WO 2022/171812 and WO 2022/171819, incorporated herein by reference, describe a Domain Specific Language (DSL) for coding rules in the test oracle.

A ground truth which accurately represents a scenario run may form the basis of a perception performance analysis. That is, rules pertaining to how closely the real-time perception data matches the ground truth data may be defined. A perception oracle may assess the encoded perception rules to determine an indication of compliance therewith. E.g., a binary indication such as pass/fail, and/or a numerical indication denoting an extent of compliance.

FIG. 16 shows an example of the GUI 1350 in which an indication of ego performance relative to an encoded rule is visualised in addition to the road layout and agents. FIG. 16 shows a same road layout and arrangement of agents as in FIGS. 13a and 13b.

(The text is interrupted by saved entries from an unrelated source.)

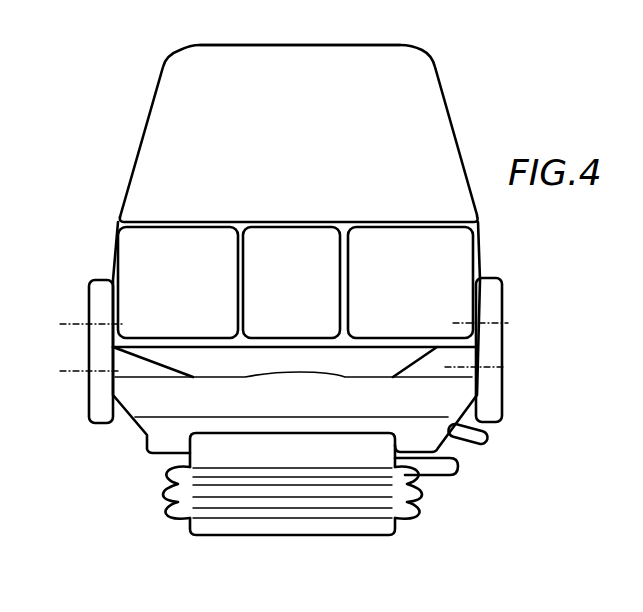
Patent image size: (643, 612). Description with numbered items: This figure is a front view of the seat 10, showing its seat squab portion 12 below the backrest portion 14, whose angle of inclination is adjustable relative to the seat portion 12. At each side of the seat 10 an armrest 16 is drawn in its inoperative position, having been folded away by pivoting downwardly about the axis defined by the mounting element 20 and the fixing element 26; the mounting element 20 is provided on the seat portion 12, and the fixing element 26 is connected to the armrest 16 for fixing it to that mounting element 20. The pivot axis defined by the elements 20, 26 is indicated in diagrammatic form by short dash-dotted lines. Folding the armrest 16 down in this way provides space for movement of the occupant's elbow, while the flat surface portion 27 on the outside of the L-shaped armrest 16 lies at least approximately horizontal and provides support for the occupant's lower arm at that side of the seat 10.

The seat 10 is at (474, 129).
The seat squab portion 12 is at (156, 403).
The backrest portion 14 is at (181, 125).
The armrest 16 is at (95, 361).
The mounting element 20 is at (295, 304).
The fixing element 26 is at (77, 326).
The flat surface portion 27 is at (96, 273).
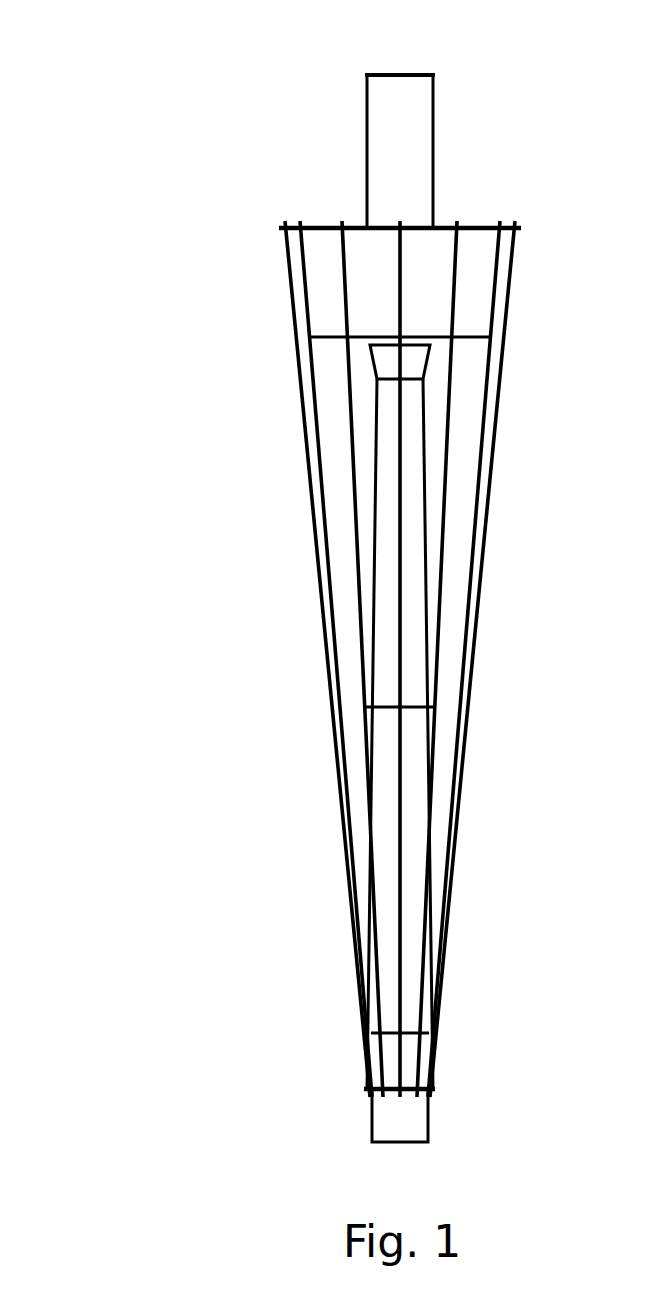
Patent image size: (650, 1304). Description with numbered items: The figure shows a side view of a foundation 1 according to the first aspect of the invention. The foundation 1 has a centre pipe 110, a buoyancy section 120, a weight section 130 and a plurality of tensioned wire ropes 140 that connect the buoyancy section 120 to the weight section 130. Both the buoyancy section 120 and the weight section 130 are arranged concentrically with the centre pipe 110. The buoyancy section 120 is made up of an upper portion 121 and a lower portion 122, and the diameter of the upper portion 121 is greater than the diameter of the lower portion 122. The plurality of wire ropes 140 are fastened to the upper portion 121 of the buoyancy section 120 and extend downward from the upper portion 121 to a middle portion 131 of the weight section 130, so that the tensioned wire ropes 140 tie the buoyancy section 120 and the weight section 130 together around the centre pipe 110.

The foundation 1 is at (135, 155).
The centre pipe 110 is at (433, 148).
The buoyancy section 120 is at (300, 285).
The upper portion 121 is at (292, 228).
The lower portion 122 is at (490, 338).
The weight section 130 is at (370, 1118).
The middle portion 131 is at (435, 1092).
The tensioned wire ropes 140 is at (326, 660).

To assess ego performance against a performance rule, such as a perception rule or driving rule, a performance rule evaluation component—for example a test oracle or perception oracle as described above—may receive one or more time sequence of tuned poses of one or more corresponding 3D object model, and one or more tuned shape parameters for each 3D model. At least one time series of sensor data may also be provided in the case of evaluating a perception rule.

The performance rule evaluation component assesses performance of the sensor equipped robot against a performance rule. The performance rule may encode a standard of driving performance or perception performance. Evaluating the tuned poses, tuned shape parameters, and sensor data against the performance rule results in a performance evaluation output.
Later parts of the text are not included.